Shecession, un nuovo termine coniato ad hoc, per indicare la recessione che colpisce le donne sotto diversi punti di vista; poca rappresentanza sui posti di lavoro, divario salariale e welfare pressoché assente. Con la pandemia, il quadro già preoccupante sempre essere peggiorato, anche se è ancora presto per valutare tutti gli effetti della crisi da Covid-19.
Qualche indicazione, però, c’è già; lo scorso febbraio su 101 mila nuovi disoccupati, 99 mila erano donne e già nel 2019, secondo i dati dell’Ispettorato del lavoro, più di 37 mila donne neo-genitrici si sono dimesse dal loro posto di lavoro. A questo si aggiunge che solo il 20% delle richieste di part-time, presentate da lavoratori con figli piccoli, è stata accolta.
La pandemia, in altre parole, non ha fatto che accentuare un trend già definito: un’indagine di WeWorld risalente alla fine del primo lockdown segnalava che una donna su due aveva rinunciato ad almeno un progetto lavorativo a causa del Covid e il 31% annullava o posticipava la ricerca di lavoro.

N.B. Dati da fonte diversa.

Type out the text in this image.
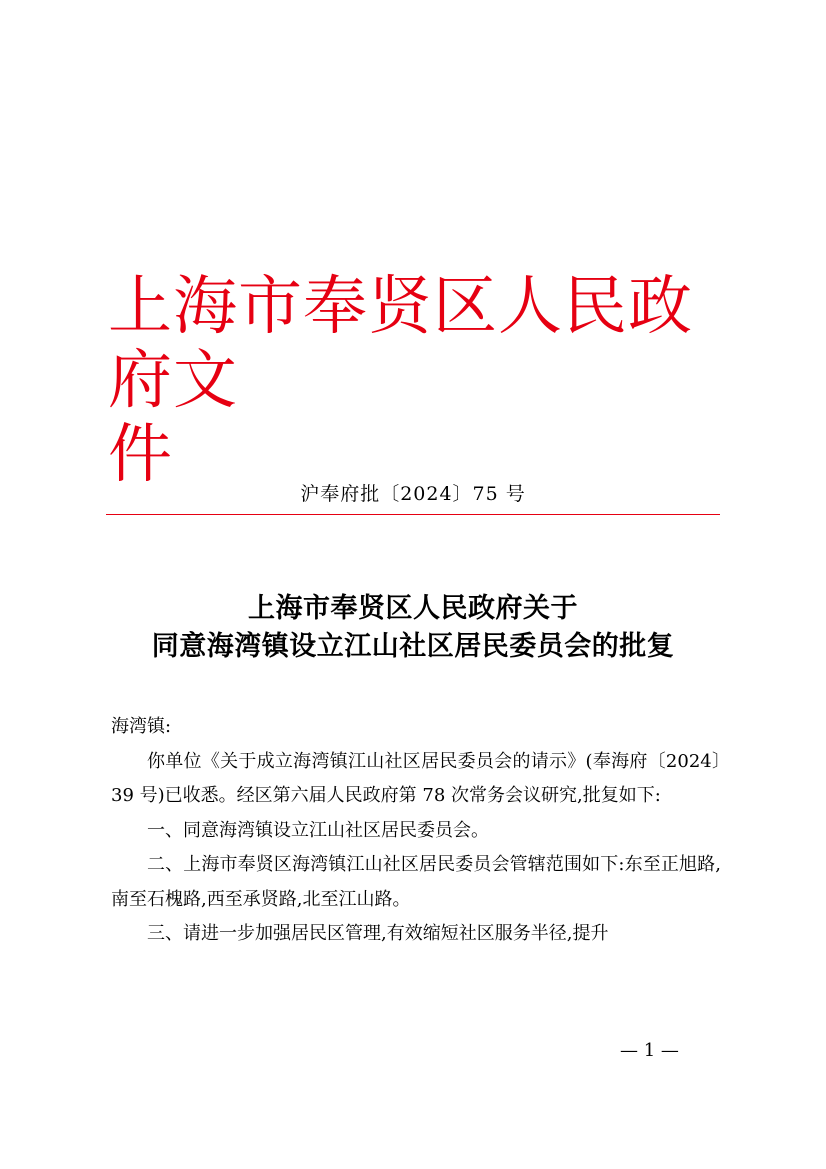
上海市奉贤区人民政府文
件
沪奉府批〔2024〕75 号
上海市奉贤区人民政府关于
同意海湾镇设立江山社区居民委员会的批复

海湾镇:

你单位《关于成立海湾镇江山社区居民委员会的请示》(奉海府〔2024〕39 号)已收悉。经区第六届人民政府第 78 次常务会议研究,批复如下:

一、同意海湾镇设立江山社区居民委员会。

二、上海市奉贤区海湾镇江山社区居民委员会管辖范围如下:东至正旭路,南至石槐路,西至承贤路,北至江山路。

三、请进一步加强居民区管理,有效缩短社区服务半径,提升

— 1 —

Il divario tra le donne e gli uomini occupati, però, è qualcosa che va oltre la pandemia e a oggi è una condizione legata soprattutto alla genitorialità: le donne con un’occupazione con figli che vivono in coppia sono solo il 53,5%, contro l’83,5% degli uomini di pari condizione.
Ed è sempre WeWorld che conferma che per le donne italiane la maternità è un punto cruciale. I dati dimostrano come quelle maggiormente colpite dalla pandemia siano le donne, soprattutto se con figli e senza lavoro, che si sono trovate a far fronte a un enorme carico economico e psicologico. I dati raccontano anche di 1 donna su 2 che ha visto peggiorare la propria situazione economica. La percentuale sale al 63% tra le 25-34enni e al 60% tra le 45-54enni. Ma non solo. Una donna su 2 si dice più fragile dal punto di vista economico e teme di perdere il lavoro.
E il problema non è solo dell’Italia: l’Eige ha pubblicato i numeri dell’impatto Covid sulla parità di genere in tutti i paesi europei; l’occupazione delle donne si è ridotta di 2,2 milioni in tutta Europa e le donne che lavorano in settori come la vendita al dettaglio, l’assistenza residenziale, il lavoro domestico o la produzione di abbigliamento sono quelle che hanno subito le perdite più ingenti di posti di lavoro.
L’aumento dell’occupazione durante l’estate purtroppo non ha invertito il trend: le donne hanno ottenuto la metà dei posti di lavoro occupati dagli uomini. E questo dimostra che l’impatto della pandemia sta avendo effetti più evidenti per le donne soprattutto dal punto di vista economico.
Il ruolo delle aziende
Risulta chiaro che nel contesto dell’occupazione femminile occorre farsi carico in modo strategico e trasversale di soluzioni concrete, lavorando su più fattori atti a innescare il cambiamento. E non solo a livello politico. È importante istituire tavoli di lavoro per identificare le sfide, condividere le lezioni imparate e mettere a fuoco le buone pratiche a supporto dell’avanzamento della leadership femminile.
La più grande sfida di oggi è quella di abbattere tutte quelle barriere strutturali del sistema-Paese riconducibili alle decisioni politiche, alla mancanza di infrastrutture e all’implementazione del welfare. Ci sono poi le barriere culturali e di matrice patriarcale, che impediscono di vedere il lavoro come egualmente importante per l’uomo e per la donna, con la conseguenza che il carico di cura all’interno della società e della famiglia resti sulle spalle delle donne. Insomma, c’è molto da fare e non c’è più tempo da perdere.